Orcish Maneuver
ALIAS: OM, Orcish Manoeuvre
There is an inline cache technique called the Orcish Maneuver, a clever pun on Orc (perhaps) and “OR Cache”. Joseph Hall (author of “Effective Perl Programming”) coined the term.
It is useful for caching inside the sort comparator function to increase speed. Joseph uses a hash to store the potentially expensive sort value.
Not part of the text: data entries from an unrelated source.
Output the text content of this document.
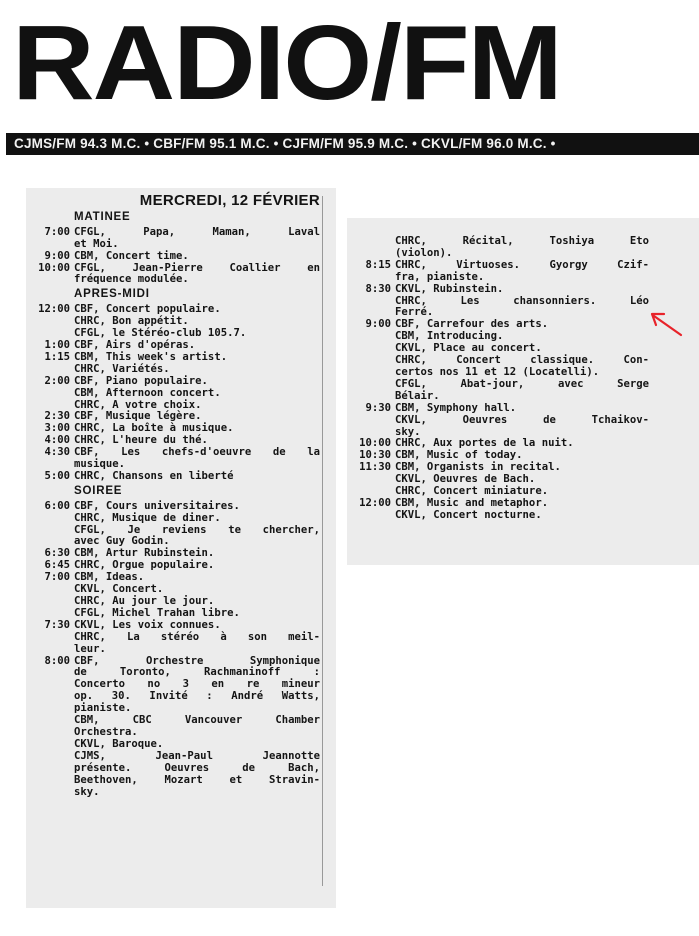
RADIO/FM
CJMS/FM 94.3 M.C. • CBF/FM 95.1 M.C. • CJFM/FM 95.9 M.C. • CKVL/FM 96.0 M.C. •
MERCREDI, 12 FÉVRIER
MATINEE
7:00 CFGL, Papa, Maman, Laval
et Moi.
9:00 CBM, Concert time.
10:00 CFGL, Jean-Pierre Coallier en
fréquence modulée.
APRES-MIDI
12:00 CBF, Concert populaire.
CHRC, Bon appétit.
CFGL, le Stéréo-club 105.7.
1:00 CBF, Airs d'opéras.
1:15 CBM, This week's artist.
CHRC, Variétés.
2:00 CBF, Piano populaire.
CBM, Afternoon concert.
CHRC, A votre choix.
2:30 CBF, Musique légère.
3:00 CHRC, La boîte à musique.
4:00 CHRC, L'heure du thé.
4:30 CBF, Les chefs-d'oeuvre de la
musique.
5:00 CHRC, Chansons en liberté
SOIREE
6:00 CBF, Cours universitaires.
CHRC, Musique de diner.
CFGL, Je reviens te chercher,
avec Guy Godin.
6:30 CBM, Artur Rubinstein.
6:45 CHRC, Orgue populaire.
7:00 CBM, Ideas.
CKVL, Concert.
CHRC, Au jour le jour.
CFGL, Michel Trahan libre.
7:30 CKVL, Les voix connues.
CHRC, La stéréo à son meil-
leur.
8:00 CBF, Orchestre Symphonique
de Toronto, Rachmaninoff :
Concerto no 3 en re mineur
op. 30. Invité : André Watts,
pianiste.
CBM, CBC Vancouver Chamber
Orchestra.
CKVL, Baroque.
CJMS, Jean-Paul Jeannotte
présente. Oeuvres de Bach,
Beethoven, Mozart et Stravin-
sky.
CHRC, Récital, Toshiya Eto
(violon).
8:15 CHRC, Virtuoses. Gyorgy Czif-
fra, pianiste.
8:30 CKVL, Rubinstein.
CHRC, Les chansonniers. Léo
Ferré.
9:00 CBF, Carrefour des arts.
CBM, Introducing.
CKVL, Place au concert.
CHRC, Concert classique. Con-
certos nos 11 et 12 (Locatelli).
CFGL, Abat-jour, avec Serge
Bélair.
9:30 CBM, Symphony hall.
CKVL, Oeuvres de Tchaikov-
sky.
10:00 CHRC, Aux portes de la nuit.
10:30 CBM, Music of today.
11:30 CBM, Organists in recital.
CKVL, Oeuvres de Bach.
CHRC, Concert miniature.
12:00 CBM, Music and metaphor.
CKVL, Concert nocturne.
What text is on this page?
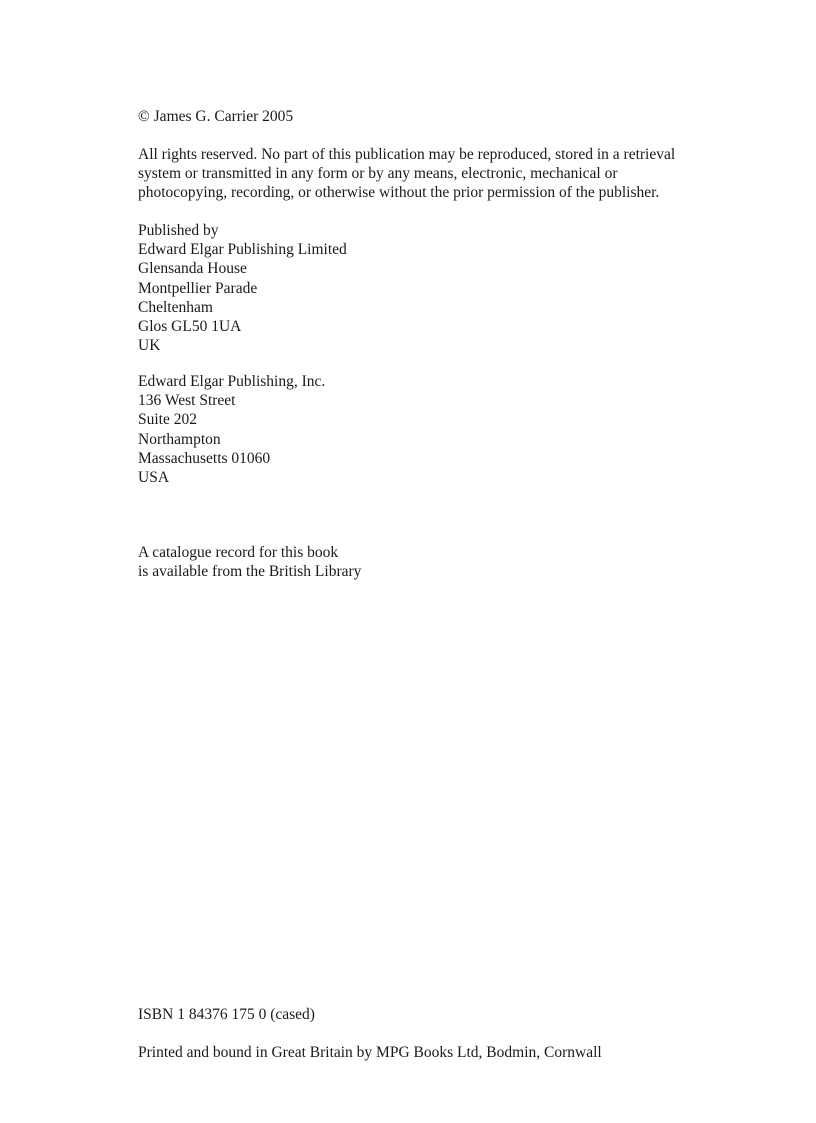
© James G. Carrier 2005
All rights reserved. No part of this publication may be reproduced, stored in a retrieval
system or transmitted in any form or by any means, electronic, mechanical or
photocopying, recording, or otherwise without the prior permission of the publisher.
Published by
Edward Elgar Publishing Limited
Glensanda House
Montpellier Parade
Cheltenham
Glos GL50 1UA
UK
Edward Elgar Publishing, Inc.
136 West Street
Suite 202
Northampton
Massachusetts 01060
USA
A catalogue record for this book
is available from the British Library
ISBN 1 84376 175 0 (cased)
Printed and bound in Great Britain by MPG Books Ltd, Bodmin, Cornwall
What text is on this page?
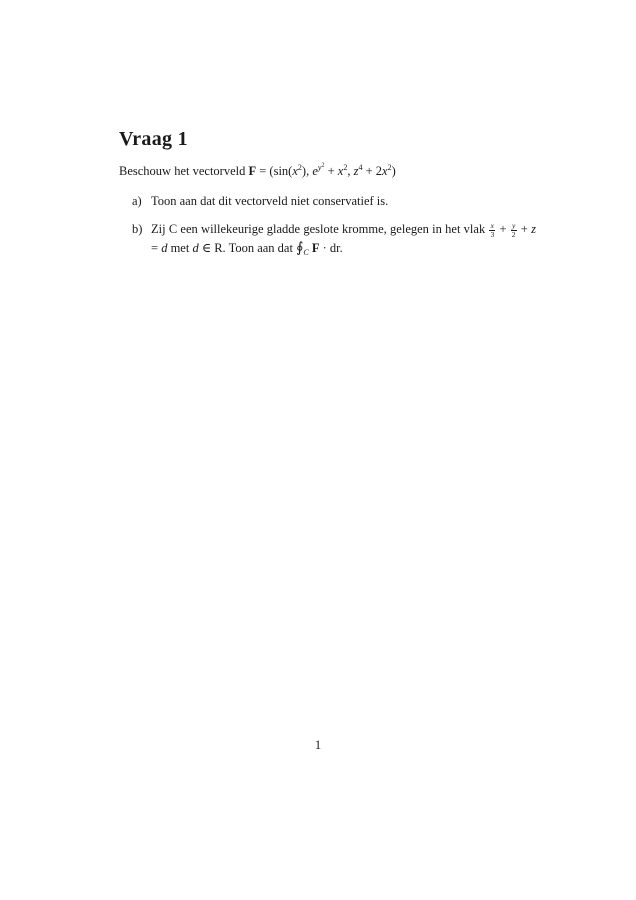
Vraag 1
Beschouw het vectorveld $F = (\sin(x^2)$, $e^{y^2} + x^2$, $z^4 + 2x^2$)
a) Toon aan dat dit vectorveld niet conservatief is.
b) Zij C een willekeurige gladde geslote kromme, gelegen in het vlak $\frac{x}{3} + \frac{y}{2} + z = d$ met d ∈ R. Toon aan dat $∮_C$ F · dr.
1
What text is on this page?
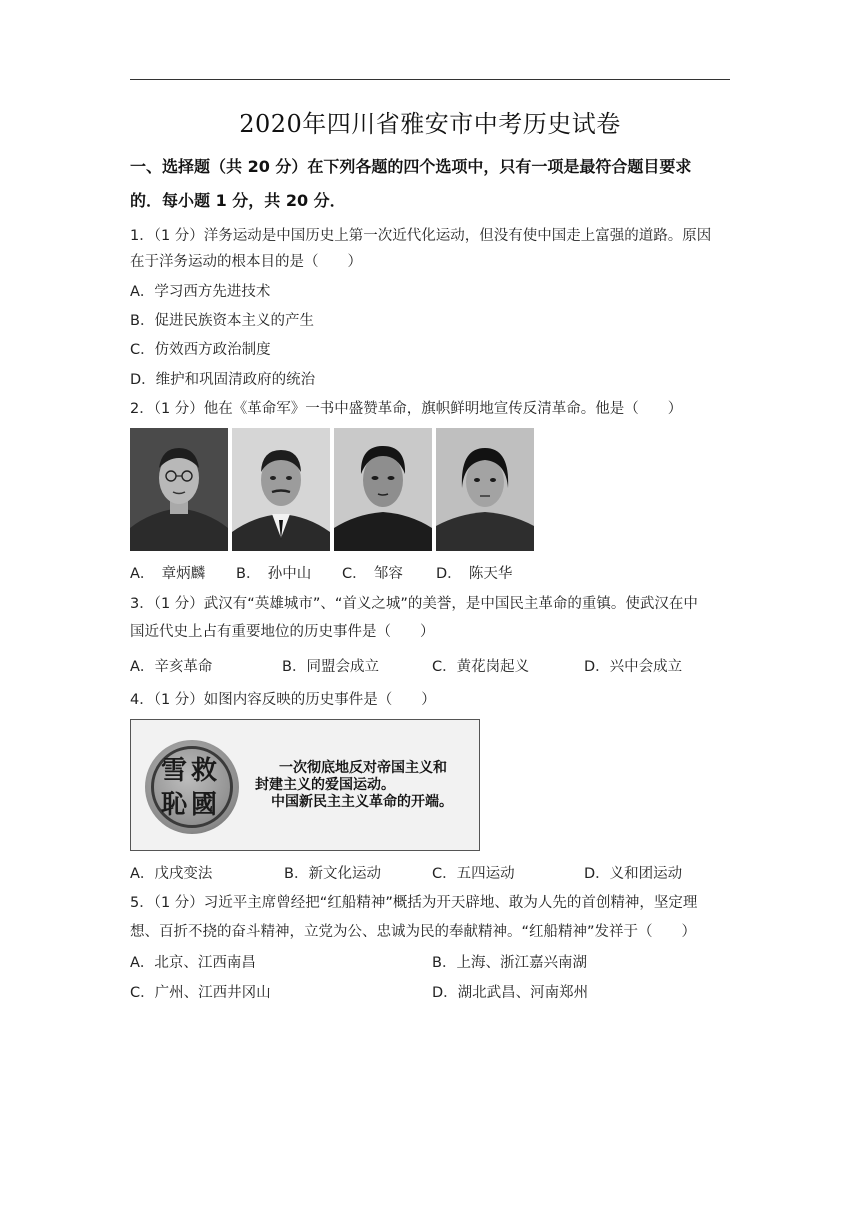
2020年四川省雅安市中考历史试卷
一、选择题（共 20 分）在下列各题的四个选项中，只有一项是最符合题目要求
的．每小题 1 分，共 20 分．
1．（1 分）洋务运动是中国历史上第一次近代化运动，但没有使中国走上富强的道路。原因
在于洋务运动的根本目的是（　　）
A．学习西方先进技术
B．促进民族资本主义的产生
C．仿效西方政治制度
D．维护和巩固清政府的统治
2．（1 分）他在《革命军》一书中盛赞革命，旗帜鲜明地宣传反清革命。他是（　　）
A．　章炳麟 B．　孙中山 C．　邹容 D．　陈天华
3．（1 分）武汉有“英雄城市”、“首义之城”的美誉，是中国民主革命的重镇。使武汉在中
国近代史上占有重要地位的历史事件是（　　）
A．辛亥革命	B．同盟会成立	C．黄花岗起义	D．兴中会成立
4．（1 分）如图内容反映的历史事件是（　　）
雪 救
恥 國
一次彻底地反对帝国主义和
封建主义的爱国运动。
中国新民主主义革命的开端。
A．戊戌变法	B．新文化运动	C．五四运动	D．义和团运动
5．（1 分）习近平主席曾经把“红船精神”概括为开天辟地、敢为人先的首创精神，坚定理
想、百折不挠的奋斗精神，立党为公、忠诚为民的奉献精神。“红船精神”发祥于（　　）
A．北京、江西南昌	B．上海、浙江嘉兴南湖
C．广州、江西井冈山	D．湖北武昌、河南郑州
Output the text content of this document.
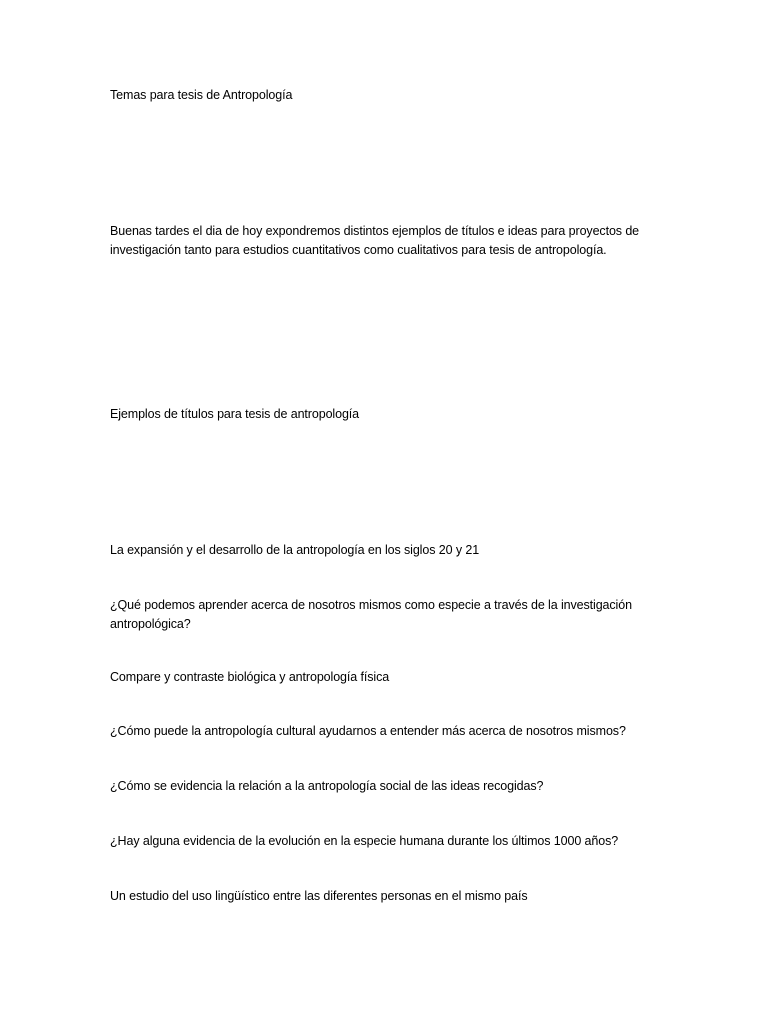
Temas para tesis de Antropología
Buenas tardes el dia de hoy expondremos distintos ejemplos de títulos e ideas para proyectos de investigación tanto para estudios cuantitativos como cualitativos para tesis de antropología.
Ejemplos de títulos para tesis de antropología
La expansión y el desarrollo de la antropología en los siglos 20 y 21
¿Qué podemos aprender acerca de nosotros mismos como especie a través de la investigación antropológica?
Compare y contraste biológica y antropología física
¿Cómo puede la antropología cultural ayudarnos a entender más acerca de nosotros mismos?
¿Cómo se evidencia la relación a la antropología social de las ideas recogidas?
¿Hay alguna evidencia de la evolución en la especie humana durante los últimos 1000 años?
Un estudio del uso lingüístico entre las diferentes personas en el mismo país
If that key does not yet exist, he calculates and stores it for next time.
$cache{$a} ||= function($a); # If it is not cached, $cache{$a} is false
# function() is called
# the result is stored in the cache
# the result is returned
This idiom relies on the feature that a Perl assignment returns the value assigned.
my %cache;
my @sorted = sort {
( $cache{$a} ||= function($a) )
<=>
( $cache{$b} ||= function($b) )
} @old_array;
It is better using the defined-or operator if empty string or 0 values are returned by the function:
my %cache;
my @sorted = sort {
( $cache{$a} //= function($a) )
<=>
( $cache{$b} //= function($b) )
} @old_array;
CAVEATS
It has some minor efficiency flaws:
- An extra test is necessary after each sortkey is retrieved from the or-cache.
- If an extracted sortkey has a false value, it will be recomputed every time. This is not usually the case, because the extracted sortkeys are seldom false.
Comparison
Except when the need to avoid reading the data twice is critical, the explicit cached sort is always slightly faster than the OM.
It is simpler than Schwartzian Transform and faster, if the list contains duplicates.